Miriam Frederick – Director of NLCH and World Harvest Mission of Lake Worth, Fl.
Miriam, 67, established NLCH 34 years ago. During that time she has lost her property twice, once during a governmental coup when she and her staff were flown out by a Lear jet, the other time when the family of the Haitian employee she was required to add to the property’s deed to reclaim it, showed up with machine guns to forcibly evict her. That time she managed to flee by small boat, eventually being rescued by two Coast Guard Cutters off the coast of Cuba. She later recalls that when questioning God as to why he let her fail, she was reminded that He had sent her a Lear jet and the Coast Guard as evidence of His support. To return for a third start represents a conviction that passes all understanding!

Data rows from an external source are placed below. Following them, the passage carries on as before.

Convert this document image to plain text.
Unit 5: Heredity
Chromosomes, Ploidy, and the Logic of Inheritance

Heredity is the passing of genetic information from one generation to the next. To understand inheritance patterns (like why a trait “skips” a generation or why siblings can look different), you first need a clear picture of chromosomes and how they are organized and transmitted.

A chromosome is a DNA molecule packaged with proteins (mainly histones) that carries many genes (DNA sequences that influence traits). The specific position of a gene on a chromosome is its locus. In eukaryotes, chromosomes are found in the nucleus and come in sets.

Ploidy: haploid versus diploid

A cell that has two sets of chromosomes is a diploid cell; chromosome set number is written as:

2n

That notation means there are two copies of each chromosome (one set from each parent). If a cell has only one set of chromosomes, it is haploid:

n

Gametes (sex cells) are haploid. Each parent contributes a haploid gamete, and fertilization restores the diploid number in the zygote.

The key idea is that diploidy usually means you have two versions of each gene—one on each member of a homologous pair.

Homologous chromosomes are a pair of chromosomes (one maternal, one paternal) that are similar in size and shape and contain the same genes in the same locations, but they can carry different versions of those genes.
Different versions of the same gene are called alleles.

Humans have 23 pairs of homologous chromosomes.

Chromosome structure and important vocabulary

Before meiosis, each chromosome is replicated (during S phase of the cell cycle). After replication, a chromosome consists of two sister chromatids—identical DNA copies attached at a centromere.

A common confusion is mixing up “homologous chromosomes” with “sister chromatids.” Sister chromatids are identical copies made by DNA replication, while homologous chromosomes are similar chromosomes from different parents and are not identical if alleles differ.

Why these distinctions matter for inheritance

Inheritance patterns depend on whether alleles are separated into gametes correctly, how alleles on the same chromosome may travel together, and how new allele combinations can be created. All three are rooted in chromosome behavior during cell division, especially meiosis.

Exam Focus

NLCH runs a Christian orphanage for between 90-125 children, many with special needs. Over 15 current orphans are mentally challenged and wheelchair bound. Two are amputees. Some were just abandoned at the gates of NLCH or left nearby to die; others have been rescued from the various remote regions of Haiti where they conduct medical missions. Several orphans being cared for in the Post-Op facility are babies that were so severely malnourished when brought in that they were within a day or two of death.
The Post Op Clinic is currently affiliated with the Medishare Hospital Operation (a University of Miami Medical School outreach program) at PAP airport. Amputee and other critically injured children operated on at Medishare are sent to NLCH for Post Op care. Doctors and nurses rotate through the clinic caring for the patient needs on kind of a missionary availability… signing on anywhere from three days to three months. Dr. Ken Pierce and his wife Diane, an ER doctor and RN from Kauai were recently here for three weeks with their youngest daughter Emily, a home schooled high school junior. (In addition to doctoring, Ken has published a book “Wise @ Heart”, plays guitar, sings and leads worship service). They were a fantastic addition to “our family”. This clinic, housed in the former church building in the compound, is being overseen by Dr. Steve Schroering an orthopedic surgeon from Ft. Myers who is in the process of adding a permanent prosthetic fitting facility to accommodate patient recovery and rehabilitation.
Pastor Frank Amedia
A former wild child who played with the WHO, Alice Cooper, etc. business owner and entrepreneur. Frank was born an orthodox Jew, has a PHD in Philosophy, and now is an evangelistic, conservative born again Christian, a conviction reinforced on April 20, 1999 when 12 students were tragically gunned down at Columbine High School. (Franks rather remarkable vision and subsequent conversations with Darrell Scott, the father of the first girl shot, Rachael, are fascinating and I encourage you to Google “Frank Amedia Rachael Smiles”, and follow the link.
Frank arrived at NLCH to deliver aid to various orphanages, etc. He is also in the planning process of setting up a two day revival (tentatively May 6-7) for 1200-1500 Haitian pastors on the street across from the collapsed Presidential Palace downtown PAP. The purpose of the revival is to reinstill a new spirit of commitment, service and leadership to Haiti, led by pastors at the community level. This can only succeed, Frank believes, if the pastors confess and repent of transgressions in the secular world in recent years.
On the morning of our third day we joined Pastor Frank and his assistant, along with Dr. Rik Celie, to go to Carrefour and meet with Bishop Vilsaint Chervil, church Eglise Jesus Christ De La Guerison, one of the area’s religious leaders. Pastor Frank wanted Bishop Chervil to head up the team to obtain the permits for the pastoral crusade.
Carrefour, being nearer to the earthquake epicenter, sustained more destruction than PAP. Quite a bit of the church property including the school, and even the Bishop’s residence several miles away, were destroyed. The main church structure itself was not damaged and was being used as a clinic on Monday when we arrived. They were routinely seeing 200-300 patients per day, or until they ran out of meds. Many families were living behind the church in the destroyed school facility and on the bare ground in front of it, sleeping on blankets on rock hard ground (which would turn to mud and standing water when the fast approaching rainy season arrives) under a couple of tarps. One of these families included the Miracle Baby born the day of the earthquake and twins born the day after the quake.
After the clinic (see below) we ended the third day in front of the Presidential Palace and adjacent to a massive tent complex of displaced Haitians surveying the site for the revival. As the day’s light began to fade, seven of us joined hands to pray. One by one those on the street began to join in until the group swelled to over 50. After an angry young man passed by and created a big disturbance, Pastor Frank calmed him down, got him to repent, and a healing revival broke out. Turns out the young man had lost his entire family in the earthquake. A potentially explosive disturbance was averted and we returned to our compound safely as darkness fell.